Last week, Kim Yo Jong, the North Korean leader’s powerful sister and the main voice on inter-Korean relations, warned of “deadly retaliatory” countermeasures after accusing the South of spreading the coronavirus into the North via leaflets and objects sent in April. Seoul’s Unification Ministry denied the accusation and reaffirmed that there is no connection between the North’s outbreak and a civic organization’s leaflet launches.
Considering the capabilities of the North’s cruise missiles versus other advanced missile weapons it tested months ago, it also seems unlikely that today’s test was meant to fulfill Kim Yo Jong’s warning.
However, a different rationale can help explain Wednesday’s missile test: a response to Yoon’s “audacious initiative.”

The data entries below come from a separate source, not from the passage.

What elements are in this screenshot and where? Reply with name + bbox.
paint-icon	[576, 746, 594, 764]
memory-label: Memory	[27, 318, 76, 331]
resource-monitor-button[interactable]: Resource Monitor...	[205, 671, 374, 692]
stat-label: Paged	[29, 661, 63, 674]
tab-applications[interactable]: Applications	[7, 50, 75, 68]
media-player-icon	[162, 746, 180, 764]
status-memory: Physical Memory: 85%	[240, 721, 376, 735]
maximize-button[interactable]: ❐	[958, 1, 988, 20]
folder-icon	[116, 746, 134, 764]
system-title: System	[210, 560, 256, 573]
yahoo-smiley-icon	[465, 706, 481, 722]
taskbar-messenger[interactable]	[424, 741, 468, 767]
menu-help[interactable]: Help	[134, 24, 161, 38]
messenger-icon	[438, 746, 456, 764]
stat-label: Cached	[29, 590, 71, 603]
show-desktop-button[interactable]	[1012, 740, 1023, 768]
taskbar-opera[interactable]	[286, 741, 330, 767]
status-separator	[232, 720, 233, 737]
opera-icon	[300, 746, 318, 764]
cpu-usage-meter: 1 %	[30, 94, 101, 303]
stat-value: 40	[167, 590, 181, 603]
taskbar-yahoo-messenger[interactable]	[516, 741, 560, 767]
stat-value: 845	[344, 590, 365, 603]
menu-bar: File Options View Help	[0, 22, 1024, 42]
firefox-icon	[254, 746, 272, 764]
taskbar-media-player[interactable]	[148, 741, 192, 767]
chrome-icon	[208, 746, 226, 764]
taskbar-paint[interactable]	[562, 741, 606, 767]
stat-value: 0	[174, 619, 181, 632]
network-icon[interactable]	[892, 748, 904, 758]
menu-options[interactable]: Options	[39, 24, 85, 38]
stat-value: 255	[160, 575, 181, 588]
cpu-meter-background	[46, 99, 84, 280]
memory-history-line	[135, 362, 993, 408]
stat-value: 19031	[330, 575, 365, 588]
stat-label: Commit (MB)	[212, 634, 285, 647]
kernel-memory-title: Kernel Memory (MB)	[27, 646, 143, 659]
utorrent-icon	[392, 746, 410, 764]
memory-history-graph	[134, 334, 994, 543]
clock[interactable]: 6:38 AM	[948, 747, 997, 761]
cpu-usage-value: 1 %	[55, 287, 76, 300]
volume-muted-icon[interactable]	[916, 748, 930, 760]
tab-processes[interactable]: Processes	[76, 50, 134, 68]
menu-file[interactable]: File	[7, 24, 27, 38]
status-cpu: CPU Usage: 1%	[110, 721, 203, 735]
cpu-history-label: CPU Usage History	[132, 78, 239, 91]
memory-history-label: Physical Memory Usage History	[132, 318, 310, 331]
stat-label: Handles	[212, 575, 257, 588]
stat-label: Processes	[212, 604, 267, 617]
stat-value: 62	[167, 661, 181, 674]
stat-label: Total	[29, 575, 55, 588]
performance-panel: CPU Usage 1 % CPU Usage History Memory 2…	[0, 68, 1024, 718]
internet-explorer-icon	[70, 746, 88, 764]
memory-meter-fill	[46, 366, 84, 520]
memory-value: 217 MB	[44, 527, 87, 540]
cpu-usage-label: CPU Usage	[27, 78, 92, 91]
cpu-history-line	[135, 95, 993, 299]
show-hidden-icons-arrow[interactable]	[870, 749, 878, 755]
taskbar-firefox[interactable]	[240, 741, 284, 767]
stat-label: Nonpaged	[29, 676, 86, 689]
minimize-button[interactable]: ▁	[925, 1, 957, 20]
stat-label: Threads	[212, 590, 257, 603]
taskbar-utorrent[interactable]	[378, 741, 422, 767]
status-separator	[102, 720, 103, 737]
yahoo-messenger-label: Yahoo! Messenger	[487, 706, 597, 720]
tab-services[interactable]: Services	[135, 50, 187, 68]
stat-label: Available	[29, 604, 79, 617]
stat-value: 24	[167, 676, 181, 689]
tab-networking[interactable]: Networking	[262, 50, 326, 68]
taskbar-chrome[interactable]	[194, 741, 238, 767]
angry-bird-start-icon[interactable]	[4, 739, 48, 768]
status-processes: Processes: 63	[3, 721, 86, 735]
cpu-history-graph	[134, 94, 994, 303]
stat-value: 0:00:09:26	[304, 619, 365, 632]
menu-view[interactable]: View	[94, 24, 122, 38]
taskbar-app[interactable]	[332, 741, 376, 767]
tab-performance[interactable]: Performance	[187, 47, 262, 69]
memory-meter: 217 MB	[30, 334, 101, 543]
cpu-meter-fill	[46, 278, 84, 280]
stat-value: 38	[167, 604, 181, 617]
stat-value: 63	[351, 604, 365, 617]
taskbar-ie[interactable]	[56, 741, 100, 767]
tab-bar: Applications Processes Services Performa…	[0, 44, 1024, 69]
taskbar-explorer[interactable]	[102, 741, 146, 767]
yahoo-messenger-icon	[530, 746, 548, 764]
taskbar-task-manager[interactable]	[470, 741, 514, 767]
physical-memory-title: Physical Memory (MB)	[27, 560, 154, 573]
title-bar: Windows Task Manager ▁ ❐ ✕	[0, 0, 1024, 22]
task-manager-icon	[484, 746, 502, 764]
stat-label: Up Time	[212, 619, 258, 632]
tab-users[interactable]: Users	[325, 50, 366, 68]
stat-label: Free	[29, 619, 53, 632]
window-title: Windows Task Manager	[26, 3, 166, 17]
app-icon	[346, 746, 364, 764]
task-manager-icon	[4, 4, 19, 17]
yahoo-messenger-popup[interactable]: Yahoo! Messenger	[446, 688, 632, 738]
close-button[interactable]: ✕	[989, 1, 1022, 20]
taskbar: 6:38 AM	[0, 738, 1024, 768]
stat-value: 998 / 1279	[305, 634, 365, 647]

During his speech to mark the nation’s liberation from Japanese occupation on Monday, Yoon proposed that North Korea take steps toward denuclearization and offered his “audacious initiative” as an economic package to revive the North’s devastated economy, caused by the U.S. and U.N.-led economic sanctions and the COVID-19 pandemic.
Yoon offered more details on the initiative Monday, but it is still questionable whether his “audacious initiative” is markedly different from the policies that his predecessors already tried in the past decades.
Since the late 1990s, South Korean presidents have tried to engage in dialogue with Pyongyang to deter its nuclear and missile developments. However, neither hawkish nor dovish ways succeeded to entice Kim’s regime to consider giving up its nuclear programs. On the contrary, Pyongyang has accelerated its efforts to complete the development of nuclear weapons, based on its deep belief that nuclear weapons are the only guarantee that can prevent U.S. preemptive strikes.
Two months after the North’s sixth nuclear test in September 2017, Kim Jong Un publicly declared that his country was now nuclear armed. This year, he has warned that the international community will witness his new tactical nuclear weapons.
The Yoon administration seems to have been trying to find room to renew the stalled inter-Korean dialogue. North Korea’s cruise missiles test might be Pyongyang’s answer, rejecting Yoon’s audacious initiative as part of the denuclearization process.
Also, Pyongyang might not take Yoon’s offer at face value, given his previous changes in stance on North Korea.
Yoon said he does not want to change the status quo in North Korea by using force during his press conference on Wednesday. However, Pyongyang will remember his previous hawkish remarks – including reserving the option of preemptive strikes – that elicited Kim Jong Un’s direct threat toward Yoon and his administration last month.
During the presidential campaign last year, Yoon opened the option of preemptive strikes against North Korea if there are clear signs of the North preparing to launch missiles toward the South’s soil. He also brought up his preference for a nuclear-sharing agreements with the United States, but Washington immediately shut down the idea.
In Wednesday’s press conference, Yoon reiterated his shifted stance by saying that his government has no plans to pursue its own nuclear deterrent.
Unlike his predecessor Moon Jae-in, who consistently presented a dovish stance to tackle North Korea’s nuclear and missile issues through diplomatic overtures, Yoon has mixed his policies over North Korea – which might give the impression to Kim Jong Un that Yoon is not a suitable president he can negotiate with.
In this context, North Korea might conclude that dialogue with Seoul and Washington is unnecessary at a time when China and Russia are playing a power game with the United States. Seoul’s desire to rebuild ties with Japan and its willingness to invigorate the trilateral military drills with the U.S. and Japan will also be off-putting to Pyongyang. So far, it seems that North Korea would not seriously consider any approach from the Yoon administration, but will wait for the situation to change in its favor – perhaps hoping to negotiate directly with Donald Trump again if he wins in the 2024 U.S. presidential election.